ESTUDIO PRELIMINAR
EL «INCREIBLE» LOPE DE VEGA
por
Manuel Carrión Gutiez
Director de la Biblioteca Nacional
¿Quién es este Lope de Vega -Frey Lope Félix de Vega Carpio siempre en la cresta de la ola? Pocas vidas tan llenas de aparente plenitud y tan sazonadas de todo género de divinas y humanas especias para hacer sabrosa la tarea del biógrafo. ¿Cómo le vería Liaño, pintor y amigo, retratista del genio y que traía el aire de Italia en sus pinceles? Desde los retratos de Pacheco, de Tristán (?), de Juan de Courbes, de Perret, de Maura, de Selma, de Carmona, de Caxés... (1), un hombre prieto de carnes, cabellos cortos y perilla recogida nos afronta con la mirada inquieta y decidida al mismo tiempo, propia de quien, ante el toro de la vida, ha compuesto, no sin miedo, una faena «dejándose ver» mucho.

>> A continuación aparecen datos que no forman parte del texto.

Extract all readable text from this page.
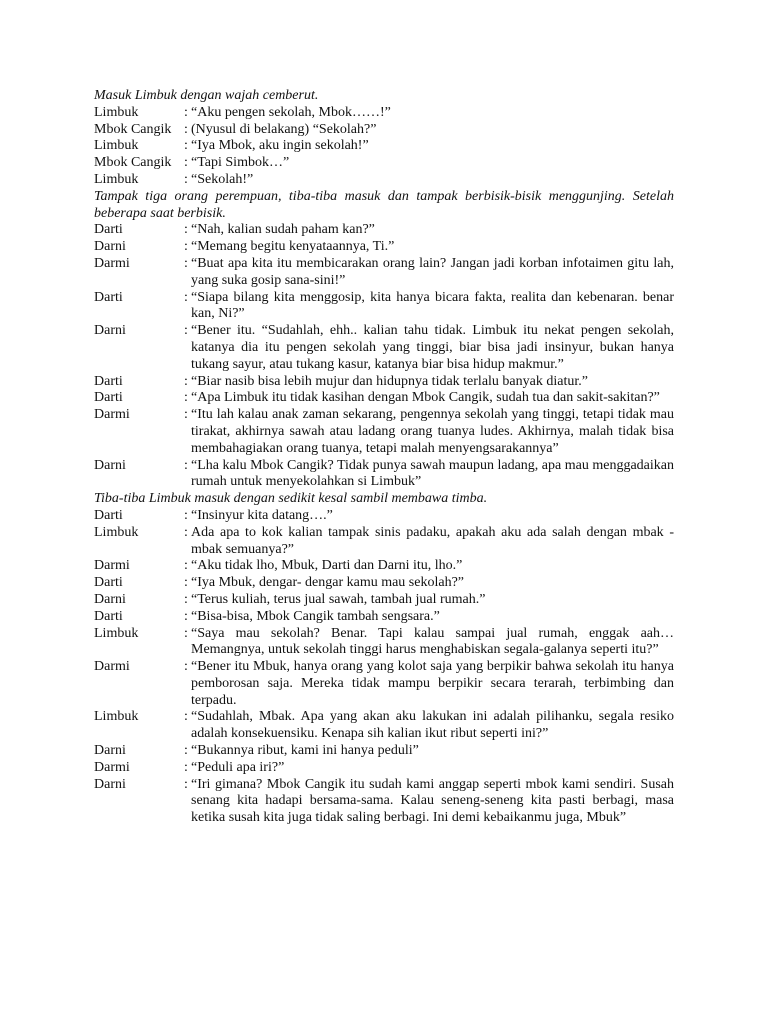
Masuk Limbuk dengan wajah cemberut.
Limbuk	: “Aku pengen sekolah, Mbok……!”
Mbok Cangik : (Nyusul di belakang) “Sekolah?”
Limbuk	: “Iya Mbok, aku ingin sekolah!”
Mbok Cangik : “Tapi Simbok…”
Limbuk	: “Sekolah!”
Tampak tiga orang perempuan, tiba-tiba masuk dan tampak berbisik-bisik menggunjing. Setelah beberapa saat berbisik.
Darti	: “Nah, kalian sudah paham kan?”
Darni	: “Memang begitu kenyataannya, Ti.”
Darmi	: “Buat apa kita itu membicarakan orang lain? Jangan jadi korban infotaimen gitu lah, yang suka gosip sana-sini!”
Darti	: “Siapa bilang kita menggosip, kita hanya bicara fakta, realita dan kebenaran. benar kan, Ni?”
Darni	: “Bener itu. “Sudahlah, ehh.. kalian tahu tidak. Limbuk itu nekat pengen sekolah, katanya dia itu pengen sekolah yang tinggi, biar bisa jadi insinyur, bukan hanya tukang sayur, atau tukang kasur, katanya biar bisa hidup makmur.”
Darti	: “Biar nasib bisa lebih mujur dan hidupnya tidak terlalu banyak diatur.”
Darti	: “Apa Limbuk itu tidak kasihan dengan Mbok Cangik, sudah tua dan sakit-sakitan?”
Darmi	: “Itu lah kalau anak zaman sekarang, pengennya sekolah yang tinggi, tetapi tidak mau tirakat, akhirnya sawah atau ladang orang tuanya ludes. Akhirnya, malah tidak bisa membahagiakan orang tuanya, tetapi malah menyengsarakannya”
Darni	: “Lha kalu Mbok Cangik? Tidak punya sawah maupun ladang, apa mau menggadaikan rumah untuk menyekolahkan si Limbuk”
Tiba-tiba Limbuk masuk dengan sedikit kesal sambil membawa timba.
Darti	: “Insinyur kita datang….”
Limbuk	: Ada apa to kok kalian tampak sinis padaku, apakah aku ada salah dengan mbak - mbak semuanya?”
Darmi	: “Aku tidak lho, Mbuk, Darti dan Darni itu, lho.”
Darti	: “Iya Mbuk, dengar- dengar kamu mau sekolah?”
Darni	: “Terus kuliah, terus jual sawah, tambah jual rumah.”
Darti	: “Bisa-bisa, Mbok Cangik tambah sengsara.”
Limbuk	: “Saya mau sekolah? Benar. Tapi kalau sampai jual rumah, enggak aah… Memangnya, untuk sekolah tinggi harus menghabiskan segala-galanya seperti itu?”
Darmi	: “Bener itu Mbuk, hanya orang yang kolot saja yang berpikir bahwa sekolah itu hanya pemborosan saja. Mereka tidak mampu berpikir secara terarah, terbimbing dan terpadu.
Limbuk	: “Sudahlah, Mbak. Apa yang akan aku lakukan ini adalah pilihanku, segala resiko adalah konsekuensiku. Kenapa sih kalian ikut ribut seperti ini?”
Darni	: “Bukannya ribut, kami ini hanya peduli”
Darmi	: “Peduli apa iri?”
Darni	: “Iri gimana? Mbok Cangik itu sudah kami anggap seperti mbok kami sendiri. Susah senang kita hadapi bersama-sama. Kalau seneng-seneng kita pasti berbagi, masa ketika susah kita juga tidak saling berbagi. Ini demi kebaikanmu juga, Mbuk”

En su iconografía, lo mismo que en su vida y en su obra, no permite la distancia, como si en su obsesiva presencia tratara de mantenernos atados, distrayéndonos de su verdadero ser con una mirada pretendidamente desafiante y jactanciosa que nos quisiera ocultar acaso el secreto de sus más íntimas vacilaciones.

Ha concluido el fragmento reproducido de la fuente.